Even though we don’t get heated scenes of Gracie confronting angry bystanders, judging by the doorstep surprises they get, it’s clear enough how at war the general public is with her. Instead, “May December” is more about how she’s at war with herself and Elizabeth Berry (Natalie Portman), the actress studying her for a movie about her life to the point where she mimics Gracie’s every physical move and lisp.
Compared to Carol and Cathy, Gracie has a more reduced role in her film and less of an arc to navigate as she’s already at peace with her painstakingly ordinary existence. What separates her even more is the virulent side that Moore taps into fearlessly. When we first meet Gracie, there’s an immediate passive-aggressive apprehension about Elizabeth interloping into her life for research before unveiling a more guileful side once she makes the already-bewildered Joe feel at fault for initiating their relationship to absolve herself of any responsibility for what happened. Gracie doesn’t raise her voice, yet her words cut through to him like a knife.
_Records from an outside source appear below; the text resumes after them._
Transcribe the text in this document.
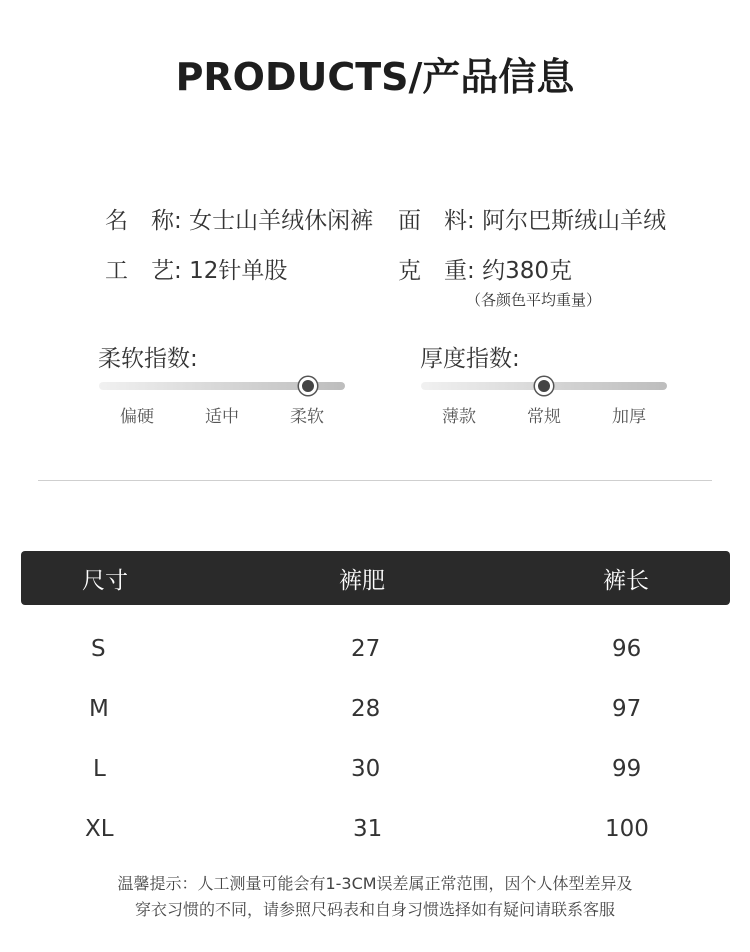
PRODUCTS/产品信息
名　称: 女士山羊绒休闲裤 面　料: 阿尔巴斯绒山羊绒
工　艺: 12针单股	克　重: 约380克
（各颜色平均重量）
柔软指数:
偏硬	适中	柔软
厚度指数:
薄款	常规	加厚
尺寸	裤肥	裤长
S	27	96
M	28	97
L	30	99
XL	31	100
温馨提示：人工测量可能会有1-3CM误差属正常范围，因个人体型差异及
穿衣习惯的不同，请参照尺码表和自身习惯选择如有疑问请联系客服
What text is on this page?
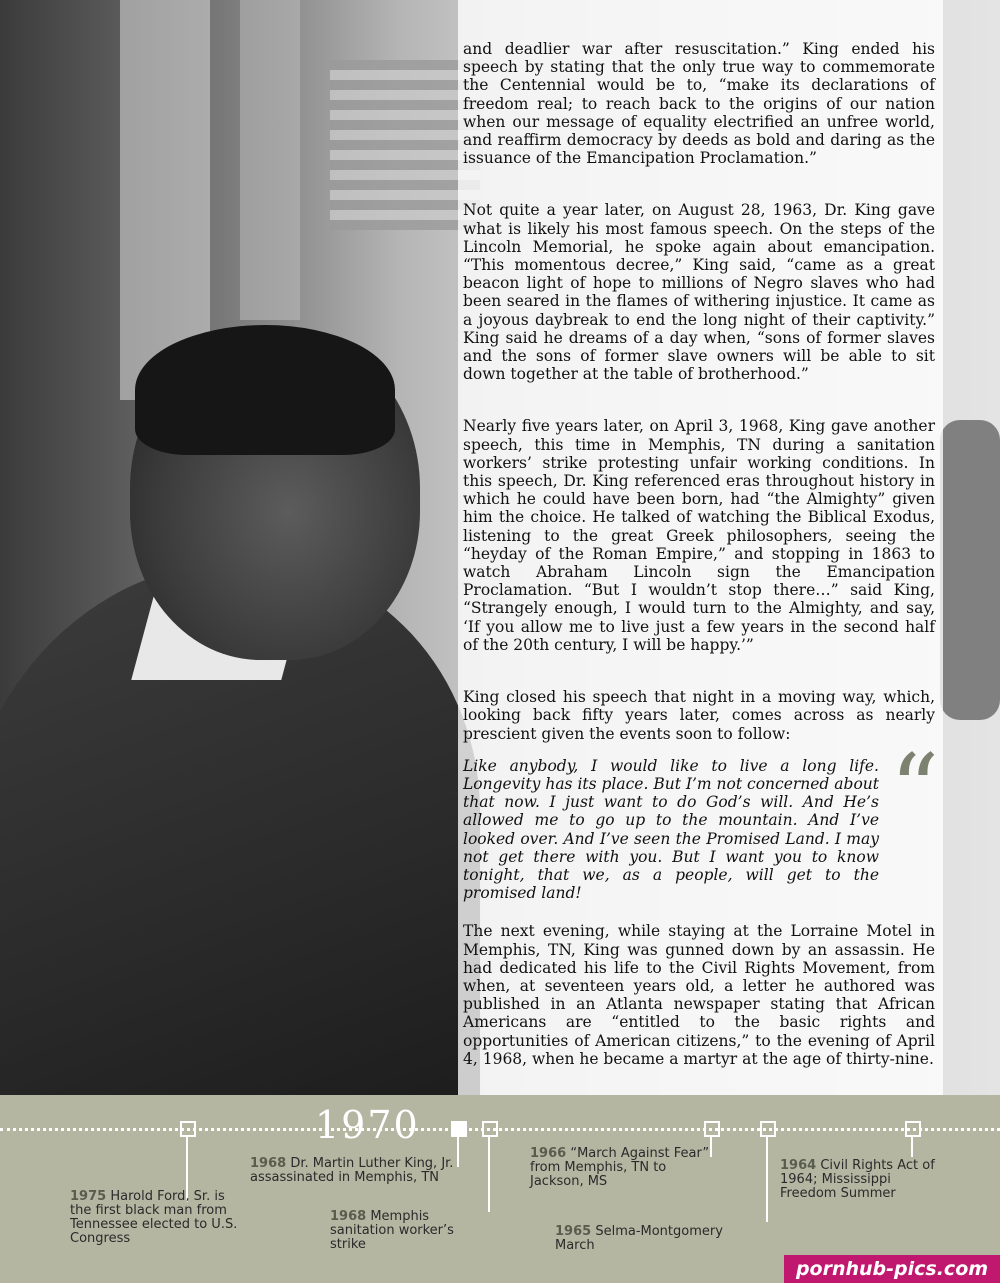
“

and deadlier war after resuscitation.” King ended his speech by stating that the only true way to commemorate the Centennial would be to, “make its declarations of freedom real; to reach back to the origins of our nation when our message of equality electrified an unfree world, and reaffirm democracy by deeds as bold and daring as the issuance of the Emancipation Proclamation.”

Not quite a year later, on August 28, 1963, Dr. King gave what is likely his most famous speech. On the steps of the Lincoln Memorial, he spoke again about emancipation. “This momentous decree,” King said, “came as a great beacon light of hope to millions of Negro slaves who had been seared in the flames of withering injustice. It came as a joyous daybreak to end the long night of their captivity.” King said he dreams of a day when, “sons of former slaves and the sons of former slave owners will be able to sit down together at the table of brotherhood.”

Nearly five years later, on April 3, 1968, King gave another speech, this time in Memphis, TN during a sanitation workers’ strike protesting unfair working conditions. In this speech, Dr. King referenced eras throughout history in which he could have been born, had “the Almighty” given him the choice. He talked of watching the Biblical Exodus, listening to the great Greek philosophers, seeing the “heyday of the Roman Empire,” and stopping in 1863 to watch Abraham Lincoln sign the Emancipation Proclamation. “But I wouldn’t stop there…” said King, “Strangely enough, I would turn to the Almighty, and say, ‘If you allow me to live just a few years in the second half of the 20th century, I will be happy.’”

King closed his speech that night in a moving way, which, looking back fifty years later, comes across as nearly prescient given the events soon to follow:

Like anybody, I would like to live a long life. Longevity has its place. But I’m not concerned about that now. I just want to do God’s will. And He’s allowed me to go up to the mountain. And I’ve looked over. And I’ve seen the Promised Land. I may not get there with you. But I want you to know tonight, that we, as a people, will get to the promised land!

The next evening, while staying at the Lorraine Motel in Memphis, TN, King was gunned down by an assassin. He had dedicated his life to the Civil Rights Movement, from when, at seventeen years old, a letter he authored was published in an Atlanta newspaper stating that African Americans are “entitled to the basic rights and opportunities of American citizens,” to the evening of April 4, 1968, when he became a martyr at the age of thirty-nine.

1970
1964 Civil Rights Act of 1964; Mississippi Freedom Summer
1965 Selma-Montgomery March
1966 “March Against Fear” from Memphis, TN to Jackson, MS
1968 Dr. Martin Luther King, Jr. assassinated in Memphis, TN
1968 Memphis sanitation worker’s strike
1975 Harold Ford, Sr. is the first black man from Tennessee elected to U.S. Congress
pornhub-pics.com
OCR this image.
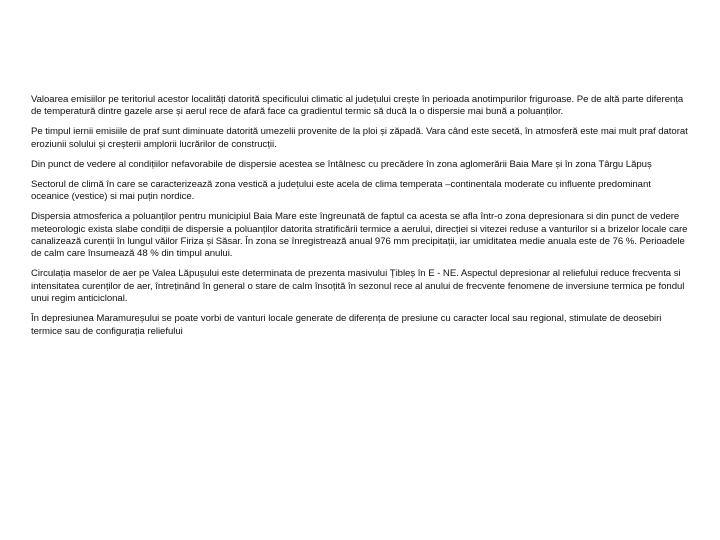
Valoarea emisiilor pe teritoriul acestor localități datorită specificului climatic al județului crește în perioada anotimpurilor friguroase. Pe de altă parte diferența de temperatură dintre gazele arse și aerul rece de afară face ca gradientul termic să ducă la o dispersie mai bună a poluanților.

Pe timpul iernii emisiile de praf sunt diminuate datorită umezelii provenite de la ploi și zăpadă. Vara când este secetă, în atmosferă este mai mult praf datorat eroziunii solului și creșterii amplorii lucrărilor de construcții.

Din punct de vedere al condițiilor nefavorabile de dispersie acestea se întâlnesc cu precădere în zona aglomerării Baia Mare și în zona Târgu Lăpuș

Sectorul de climă în care se caracterizează zona vestică a județului este acela de clima temperata –continentala moderate cu influente predominant oceanice (vestice) si mai puțin nordice.

Dispersia atmosferica a poluanților pentru municipiul Baia Mare este îngreunată de faptul ca acesta se afla într-o zona depresionara si din punct de vedere meteorologic exista slabe condiții de dispersie a poluanților datorita stratificării termice a aerului, direcției si vitezei reduse a vanturilor si a brizelor locale care canalizează curenții în lungul văilor Firiza și Săsar. În zona se înregistrează anual 976 mm precipitații, iar umiditatea medie anuala este de 76 %. Perioadele de calm care însumează 48 % din timpul anului.

Circulația maselor de aer pe Valea Lăpușului este determinata de prezenta masivului Țibleș în E - NE. Aspectul depresionar al reliefului reduce frecventa si intensitatea curenților de aer, întreținând în general o stare de calm însoțită în sezonul rece al anului de frecvente fenomene de inversiune termica pe fondul unui regim anticiclonal.

În depresiunea Maramureșului se poate vorbi de vanturi locale generate de diferența de presiune cu caracter local sau regional, stimulate de deosebiri termice sau de configurația reliefului
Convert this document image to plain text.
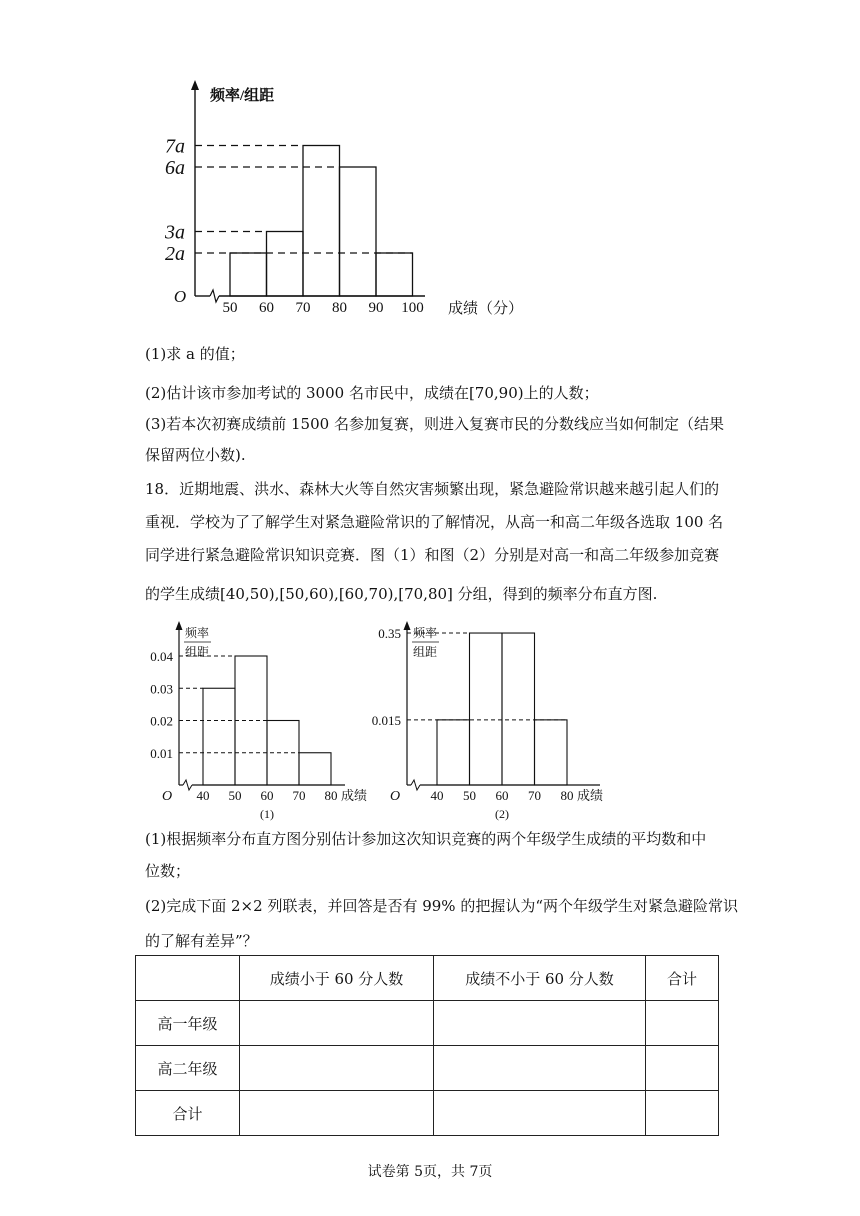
7a
6a
3a
2a
50 60 70 80 90 100
O
成绩（分）
频率/组距
(1)求 a 的值；
(2)估计该市参加考试的 3000 名市民中，成绩在[70,90)上的人数；
(3)若本次初赛成绩前 1500 名参加复赛，则进入复赛市民的分数线应当如何制定（结果
保留两位小数).
18．近期地震、洪水、森林大火等自然灾害频繁出现，紧急避险常识越来越引起人们的
重视．学校为了了解学生对紧急避险常识的了解情况，从高一和高二年级各选取 100 名
同学进行紧急避险常识知识竞赛．图（1）和图（2）分别是对高一和高二年级参加竞赛
的学生成绩[40,50),[50,60),[60,70),[70,80] 分组，得到的频率分布直方图.
0.04
0.03
0.02
0.01
40 50 60 70 80
O	成绩
(1)
频率
组距
0.35
0.015
40 50 60 70 80
O	成绩
(2)
频率
组距
(1)根据频率分布直方图分别估计参加这次知识竞赛的两个年级学生成绩的平均数和中
位数；
(2)完成下面 2×2 列联表，并回答是否有 99% 的把握认为“两个年级学生对紧急避险常识
的了解有差异”？
	成绩小于 60 分人数	成绩不小于 60 分人数	合计
高一年级			
高二年级			
合计			
试卷第 5页，共 7页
When she does act as a model housewife, kindly sharing recipes with a lionizing smile, it’s not so much to be the model housewife that Carol and Cathy are, but rather to toy with those around her.
In the familiar fashion of a Todd Haynes film, where a character’s silence can speak crushing volumes or a close-up shot makes them feel trapped, Joe’s emotional remoteness becomes reflected during a pivotal graduation scene towards the end. As the camera captures Joe seeing his kids grace the graduation podium, it gets a shot of him watching alone. He breaks down as it hits him that they’re not only leaving him at the nest but about to live out the normal adulthood he never had. Although Joe won’t be in the nest alone as he’s living out his marriage with Gracie, the camera closing in on him symbolizes how encased he feels.
With a similarly gritty look as the cinematography in “Safe,” and a similarly ominous score that sometimes plays over seemingly benign moments, “May December” feels connected to its predecessors in Moore and Haynes’ unofficial suburban ennui trilogy. Instead of capturing the simple act of a car driving, it shows birds chirping and butterflies flying with the eerie music highlighting the ill-fated underpinnings that will follow. From the opening credits of “May December” to the luscious cinematography in “Far From Heaven,” Haynes finds ways to mask or stress the darkness beneath the ordinary, but his greatest asset remains a close-up of his leading lady. May this actress-director collaboration only continue.